L’État frappe encore à la Cal’arbre : la répression ne faiblit pas, la résistance non plus

Ce 25 août en fin de journée, les forces de l’ordre ont une nouvelle fois montré les crocs à la Cal’arbre.

Vers 18h20, une vingtaine de gendarmes du PSIG, en bon chiens de garde du pouvoir, ont déboulé sur le terrain. Leur première cible ? Bourg Palette, qu’ils ont assiégé avant de s’enfoncer dans le cœur des lieux de vie de la Zad. Comme toujours, leur tactique est simple : intimidation et brutalité. Gaz lacrymo en main, destruction systématique des structures sur leur passage, fouilles des sacs, tout est bon pour mater la résistance.

Vers 20h, renforcés par l’arrivée de sept camions de gendarmes mobiles, ces soldats de l’ordre ont cru qu’ils allaient faire plier la Cal’ en ravageant la zone. Mais la réalité leur a vite échappé. La violence déployée n’a rien brisé. Les zadistes, eux, sont restés droits dans leurs bottes, défiants face à la machine répressive.

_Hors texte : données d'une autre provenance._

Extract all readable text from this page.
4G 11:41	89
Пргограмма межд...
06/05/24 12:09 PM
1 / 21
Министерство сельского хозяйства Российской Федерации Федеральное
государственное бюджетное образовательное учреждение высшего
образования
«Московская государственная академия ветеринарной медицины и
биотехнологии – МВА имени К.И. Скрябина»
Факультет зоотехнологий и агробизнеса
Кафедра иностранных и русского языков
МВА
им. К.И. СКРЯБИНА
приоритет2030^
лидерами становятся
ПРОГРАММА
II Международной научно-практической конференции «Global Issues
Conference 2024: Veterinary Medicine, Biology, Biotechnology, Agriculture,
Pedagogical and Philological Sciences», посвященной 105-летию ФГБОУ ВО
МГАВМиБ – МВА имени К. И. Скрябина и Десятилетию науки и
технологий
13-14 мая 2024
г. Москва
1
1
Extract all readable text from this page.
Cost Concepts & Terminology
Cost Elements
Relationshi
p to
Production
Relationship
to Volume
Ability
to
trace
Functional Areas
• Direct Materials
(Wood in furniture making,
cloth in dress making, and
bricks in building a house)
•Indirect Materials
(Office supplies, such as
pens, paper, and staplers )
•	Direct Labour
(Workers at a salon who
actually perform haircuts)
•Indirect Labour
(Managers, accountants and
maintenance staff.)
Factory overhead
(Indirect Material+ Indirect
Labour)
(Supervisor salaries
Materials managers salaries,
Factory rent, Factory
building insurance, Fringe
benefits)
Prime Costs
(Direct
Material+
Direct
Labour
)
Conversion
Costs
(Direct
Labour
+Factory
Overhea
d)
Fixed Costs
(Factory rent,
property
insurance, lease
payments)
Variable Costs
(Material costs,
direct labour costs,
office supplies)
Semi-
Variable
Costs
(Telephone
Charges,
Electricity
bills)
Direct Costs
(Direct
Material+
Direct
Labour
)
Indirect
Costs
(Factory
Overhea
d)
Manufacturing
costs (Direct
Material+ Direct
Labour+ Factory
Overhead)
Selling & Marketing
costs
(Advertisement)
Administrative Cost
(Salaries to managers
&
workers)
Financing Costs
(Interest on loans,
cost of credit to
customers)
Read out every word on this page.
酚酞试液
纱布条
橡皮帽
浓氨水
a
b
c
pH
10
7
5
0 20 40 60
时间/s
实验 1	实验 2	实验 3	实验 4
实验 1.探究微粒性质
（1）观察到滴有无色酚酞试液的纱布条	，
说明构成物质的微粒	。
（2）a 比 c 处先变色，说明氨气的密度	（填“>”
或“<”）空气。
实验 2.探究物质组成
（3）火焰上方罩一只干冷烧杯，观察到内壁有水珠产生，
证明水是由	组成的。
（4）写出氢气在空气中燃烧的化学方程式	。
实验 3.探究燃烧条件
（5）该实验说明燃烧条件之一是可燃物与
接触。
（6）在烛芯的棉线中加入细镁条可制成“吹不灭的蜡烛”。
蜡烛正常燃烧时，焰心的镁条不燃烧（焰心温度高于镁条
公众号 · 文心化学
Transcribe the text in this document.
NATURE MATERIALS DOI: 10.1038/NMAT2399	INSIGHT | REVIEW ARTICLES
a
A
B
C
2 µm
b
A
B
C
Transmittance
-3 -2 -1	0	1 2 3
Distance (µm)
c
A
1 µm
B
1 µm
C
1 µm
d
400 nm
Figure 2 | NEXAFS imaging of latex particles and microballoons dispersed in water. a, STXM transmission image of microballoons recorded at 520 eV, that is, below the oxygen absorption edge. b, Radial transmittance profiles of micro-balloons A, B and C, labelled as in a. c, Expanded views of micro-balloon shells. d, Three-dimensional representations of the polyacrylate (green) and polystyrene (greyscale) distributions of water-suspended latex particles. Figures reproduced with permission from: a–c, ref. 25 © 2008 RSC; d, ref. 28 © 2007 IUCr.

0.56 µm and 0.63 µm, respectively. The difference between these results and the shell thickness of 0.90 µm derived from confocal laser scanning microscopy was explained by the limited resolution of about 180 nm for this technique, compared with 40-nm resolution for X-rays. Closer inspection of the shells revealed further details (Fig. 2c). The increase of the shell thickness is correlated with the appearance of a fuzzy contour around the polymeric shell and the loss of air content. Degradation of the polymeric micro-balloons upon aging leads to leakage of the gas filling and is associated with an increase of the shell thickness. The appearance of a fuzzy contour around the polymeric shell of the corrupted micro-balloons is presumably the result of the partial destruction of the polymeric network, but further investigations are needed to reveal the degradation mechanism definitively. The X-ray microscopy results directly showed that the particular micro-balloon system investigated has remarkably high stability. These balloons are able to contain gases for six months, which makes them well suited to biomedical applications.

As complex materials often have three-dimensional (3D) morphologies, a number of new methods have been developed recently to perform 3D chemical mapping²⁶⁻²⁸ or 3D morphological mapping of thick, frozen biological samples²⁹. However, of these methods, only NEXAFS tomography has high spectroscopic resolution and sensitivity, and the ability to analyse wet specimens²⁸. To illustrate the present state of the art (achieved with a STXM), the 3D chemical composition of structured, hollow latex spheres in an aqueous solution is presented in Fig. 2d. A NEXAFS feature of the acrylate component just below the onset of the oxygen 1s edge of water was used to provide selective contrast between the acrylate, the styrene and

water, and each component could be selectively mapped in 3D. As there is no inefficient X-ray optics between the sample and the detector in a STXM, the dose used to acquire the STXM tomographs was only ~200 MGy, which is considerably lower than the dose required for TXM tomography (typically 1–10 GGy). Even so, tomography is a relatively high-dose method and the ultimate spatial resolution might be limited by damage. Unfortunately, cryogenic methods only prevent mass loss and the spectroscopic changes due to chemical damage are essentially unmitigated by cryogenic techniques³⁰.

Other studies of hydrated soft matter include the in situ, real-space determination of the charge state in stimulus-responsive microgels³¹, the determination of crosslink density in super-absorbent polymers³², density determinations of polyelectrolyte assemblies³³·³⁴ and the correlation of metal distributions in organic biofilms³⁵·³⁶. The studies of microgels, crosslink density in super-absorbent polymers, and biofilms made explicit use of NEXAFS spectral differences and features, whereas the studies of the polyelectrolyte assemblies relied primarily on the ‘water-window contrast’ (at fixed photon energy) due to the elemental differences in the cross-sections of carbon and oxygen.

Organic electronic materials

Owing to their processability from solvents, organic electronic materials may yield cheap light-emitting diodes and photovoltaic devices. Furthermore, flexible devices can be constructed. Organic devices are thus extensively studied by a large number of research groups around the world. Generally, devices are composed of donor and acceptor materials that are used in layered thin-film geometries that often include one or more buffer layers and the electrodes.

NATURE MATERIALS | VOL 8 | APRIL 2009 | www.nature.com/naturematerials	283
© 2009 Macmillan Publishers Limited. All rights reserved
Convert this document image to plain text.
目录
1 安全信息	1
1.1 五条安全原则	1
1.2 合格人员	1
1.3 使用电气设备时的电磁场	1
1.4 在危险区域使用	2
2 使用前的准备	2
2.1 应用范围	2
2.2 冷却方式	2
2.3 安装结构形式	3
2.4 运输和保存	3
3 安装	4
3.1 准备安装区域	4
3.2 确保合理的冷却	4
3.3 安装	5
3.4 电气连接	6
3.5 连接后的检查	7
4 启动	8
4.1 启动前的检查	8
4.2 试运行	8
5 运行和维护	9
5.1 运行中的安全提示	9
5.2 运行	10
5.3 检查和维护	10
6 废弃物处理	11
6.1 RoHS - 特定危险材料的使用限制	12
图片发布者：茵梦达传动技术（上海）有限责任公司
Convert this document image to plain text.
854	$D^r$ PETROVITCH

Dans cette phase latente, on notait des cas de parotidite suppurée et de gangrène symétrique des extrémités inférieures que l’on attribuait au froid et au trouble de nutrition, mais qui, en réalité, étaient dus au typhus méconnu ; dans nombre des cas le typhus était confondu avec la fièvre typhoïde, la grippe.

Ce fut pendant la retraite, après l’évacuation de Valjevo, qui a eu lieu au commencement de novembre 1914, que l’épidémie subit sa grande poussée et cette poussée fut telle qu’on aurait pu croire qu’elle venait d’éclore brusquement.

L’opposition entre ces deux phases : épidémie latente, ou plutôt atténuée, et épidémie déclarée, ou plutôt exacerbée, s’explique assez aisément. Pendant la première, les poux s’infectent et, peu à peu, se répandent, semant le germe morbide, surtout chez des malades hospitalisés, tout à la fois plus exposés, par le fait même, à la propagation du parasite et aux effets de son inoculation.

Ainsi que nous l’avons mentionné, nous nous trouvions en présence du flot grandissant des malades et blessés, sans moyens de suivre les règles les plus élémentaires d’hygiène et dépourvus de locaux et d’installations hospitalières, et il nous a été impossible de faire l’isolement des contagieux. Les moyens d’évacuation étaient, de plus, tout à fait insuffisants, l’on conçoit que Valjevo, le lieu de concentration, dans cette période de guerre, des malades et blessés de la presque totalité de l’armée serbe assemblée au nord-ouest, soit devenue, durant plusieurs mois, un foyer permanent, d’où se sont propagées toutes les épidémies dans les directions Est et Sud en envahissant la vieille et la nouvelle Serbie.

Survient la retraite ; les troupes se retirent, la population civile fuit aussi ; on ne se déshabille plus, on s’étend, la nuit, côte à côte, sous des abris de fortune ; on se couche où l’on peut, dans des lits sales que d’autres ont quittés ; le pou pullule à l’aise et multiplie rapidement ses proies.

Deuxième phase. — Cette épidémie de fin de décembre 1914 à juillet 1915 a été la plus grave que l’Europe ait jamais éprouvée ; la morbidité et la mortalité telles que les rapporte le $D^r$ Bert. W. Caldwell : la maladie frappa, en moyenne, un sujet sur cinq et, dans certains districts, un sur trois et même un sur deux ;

Et comme toujours, après avoir fait leur sale boulot, les forces de l’ordre se retirent sous la couverture de la nuit, laissant derrière elles un paysage de désolation, des structures ravagées, mais des cœurs encore plus déterminés. À 21h45, la Zad est à nouveau libre, marquée par les stigmates de l’assaut, mais loin d’être soumise.

Face à cette énième démonstration de force, une leçon reste claire : peu importe le nombre de camions ou de grenades, l’État pourra détruire autant de cabanes qu’il le souhaite, la résistance, elle, renaîtra toujours.